Urgent Need Of Help (TW)

thatpoptartman:

thatpoptartman:

I’m pretty upset and never thought I’d be in a situation like this. I know I don’t post much about my personal life on Tumblr and I try to keep my Tumblr a positive zone/place. So first of I’ll drop a TRIGGER WARNING in as I will be talking about my back story to explain what’s been happening in the past year and how I’ve got in this predicament in the first place and it involves some senstive topics (self harm, suicide, death)

At the beginning of this year unfortunately my mental health started to get worse and I ended relapsing with self harm (3 years I hadn’t self harmed for) My dysphoria got pretty bad this year as well and I took a loan out of desperation to pay for my top surgery which was £4500 ($6000) I saved up the rest of the £1500 I needed for my surgery with my job. My finical status was a lot better back then and I could afford to pay it back even though the repayments were quite high.
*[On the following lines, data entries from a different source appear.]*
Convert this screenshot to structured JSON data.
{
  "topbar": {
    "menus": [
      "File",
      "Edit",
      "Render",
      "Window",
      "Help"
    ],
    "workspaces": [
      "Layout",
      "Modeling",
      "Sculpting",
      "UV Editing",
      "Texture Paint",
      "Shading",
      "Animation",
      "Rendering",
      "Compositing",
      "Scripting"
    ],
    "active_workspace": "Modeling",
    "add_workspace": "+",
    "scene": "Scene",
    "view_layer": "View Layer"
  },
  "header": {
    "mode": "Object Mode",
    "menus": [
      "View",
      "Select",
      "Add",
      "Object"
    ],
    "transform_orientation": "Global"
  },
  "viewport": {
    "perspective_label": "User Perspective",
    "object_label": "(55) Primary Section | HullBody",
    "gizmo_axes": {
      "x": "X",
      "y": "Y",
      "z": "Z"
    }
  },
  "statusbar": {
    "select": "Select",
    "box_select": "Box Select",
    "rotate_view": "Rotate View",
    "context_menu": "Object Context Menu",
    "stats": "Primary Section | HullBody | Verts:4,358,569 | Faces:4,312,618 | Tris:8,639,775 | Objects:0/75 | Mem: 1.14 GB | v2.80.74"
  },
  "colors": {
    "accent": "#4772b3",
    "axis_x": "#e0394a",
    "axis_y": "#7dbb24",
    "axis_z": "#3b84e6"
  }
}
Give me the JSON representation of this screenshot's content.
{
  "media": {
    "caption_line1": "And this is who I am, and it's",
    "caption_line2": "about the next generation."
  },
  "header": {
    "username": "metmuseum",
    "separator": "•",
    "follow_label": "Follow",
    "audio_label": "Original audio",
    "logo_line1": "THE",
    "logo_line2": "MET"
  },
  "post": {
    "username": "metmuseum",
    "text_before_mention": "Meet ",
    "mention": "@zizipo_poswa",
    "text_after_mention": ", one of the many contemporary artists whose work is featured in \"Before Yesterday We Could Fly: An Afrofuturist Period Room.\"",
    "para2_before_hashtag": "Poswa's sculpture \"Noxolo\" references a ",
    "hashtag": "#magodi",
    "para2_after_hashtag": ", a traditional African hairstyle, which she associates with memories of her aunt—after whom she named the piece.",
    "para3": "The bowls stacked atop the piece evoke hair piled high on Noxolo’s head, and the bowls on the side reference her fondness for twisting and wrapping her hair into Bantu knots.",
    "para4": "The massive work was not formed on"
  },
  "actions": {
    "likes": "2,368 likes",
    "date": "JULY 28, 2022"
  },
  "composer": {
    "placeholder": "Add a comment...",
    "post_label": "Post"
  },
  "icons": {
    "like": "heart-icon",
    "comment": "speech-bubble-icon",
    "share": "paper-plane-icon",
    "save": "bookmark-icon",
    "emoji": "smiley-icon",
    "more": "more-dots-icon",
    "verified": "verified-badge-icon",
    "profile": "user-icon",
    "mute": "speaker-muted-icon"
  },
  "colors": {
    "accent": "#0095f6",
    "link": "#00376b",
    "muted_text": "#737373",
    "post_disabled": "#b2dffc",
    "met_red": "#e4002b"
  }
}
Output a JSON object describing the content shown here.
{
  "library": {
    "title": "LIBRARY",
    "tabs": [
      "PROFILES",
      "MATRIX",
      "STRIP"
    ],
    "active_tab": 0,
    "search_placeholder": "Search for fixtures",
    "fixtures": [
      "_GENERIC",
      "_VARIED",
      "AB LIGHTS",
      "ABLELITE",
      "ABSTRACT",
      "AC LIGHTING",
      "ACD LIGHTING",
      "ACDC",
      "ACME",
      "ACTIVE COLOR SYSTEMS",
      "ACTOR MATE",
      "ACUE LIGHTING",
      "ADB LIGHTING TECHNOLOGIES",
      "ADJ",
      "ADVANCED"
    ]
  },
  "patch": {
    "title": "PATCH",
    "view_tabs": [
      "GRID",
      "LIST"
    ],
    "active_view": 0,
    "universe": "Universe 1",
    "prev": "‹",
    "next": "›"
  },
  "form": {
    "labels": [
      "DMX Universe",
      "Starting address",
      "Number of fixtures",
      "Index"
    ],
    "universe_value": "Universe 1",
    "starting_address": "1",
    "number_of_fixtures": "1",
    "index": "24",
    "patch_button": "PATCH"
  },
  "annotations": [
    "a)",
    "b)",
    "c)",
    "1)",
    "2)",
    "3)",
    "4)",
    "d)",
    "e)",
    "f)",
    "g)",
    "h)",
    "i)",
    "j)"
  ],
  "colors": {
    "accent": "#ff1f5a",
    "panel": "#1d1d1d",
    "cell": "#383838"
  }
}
The day after I had my top surgery my dad passed away and that’s when things went to worse to unbearable and I experienced a heartache that I’ve never experienced in my whole life. I was forced to start using my credit cards to help pay for my time off while I was out of work because all of my statutory sick pay was for my loan repayments. 3 Weeks after my top surgery I was supposed to go back to work, I ended up trying to kill myself at work and overdosing at work and being taken to hospital. Between April and May I was in my local mental health unit 3 times and I tried to kill myself once more.I was also temporally made homeless at the beginning of June due to my mother kicking me out for about 2 weeks and I was denied help by my local council estate due to them not seeing me as vulnerable enough for emergency housing. 

Fast forward to June where I was forced to go back to work because my sick pay has run out and I’m starting to struggle with money and being able to buy food. Things were starting to look up but they started to get worse in the last month or so again and I’m really struggling with coping at work again and I’ve been forced to take time of but it has to be unpaid because I have no sick pay left I had no option to take time of otherwise I would end up getting fired because my work place does not know what to do and can’t cope with my break downs anymore.

I plan on going back to work in the next 2/3 weeks but I’ve already missed two weeks work this month because I’ve been sent home every time and I will be so short next month and I won’t be able to afford food or pay my bills. On top of that I’m trying my hardest to put extra cash aside because I want to move into a more positive environment which will help with my mental health. It also being the Festive period and the first without my dad and it’s really taking it’s toll on me.

I’m really sorry for positing this and sorry for asking of this but I really don’t know what else to do and I wouldn’t do this if I had no other options. Sorry for the long post also.

This is my paypal link if you want to donate to me: https://www.paypal.me/RLuttman

If you can’t donate please signal boost or even just sending positive vibes my way would help and I would appreciate it. Thank you for reading this long post, again I’m sorry for having to post this.

Just to also add I’m currently looking through my belongings that I have, to sell to hopefully help with this as well.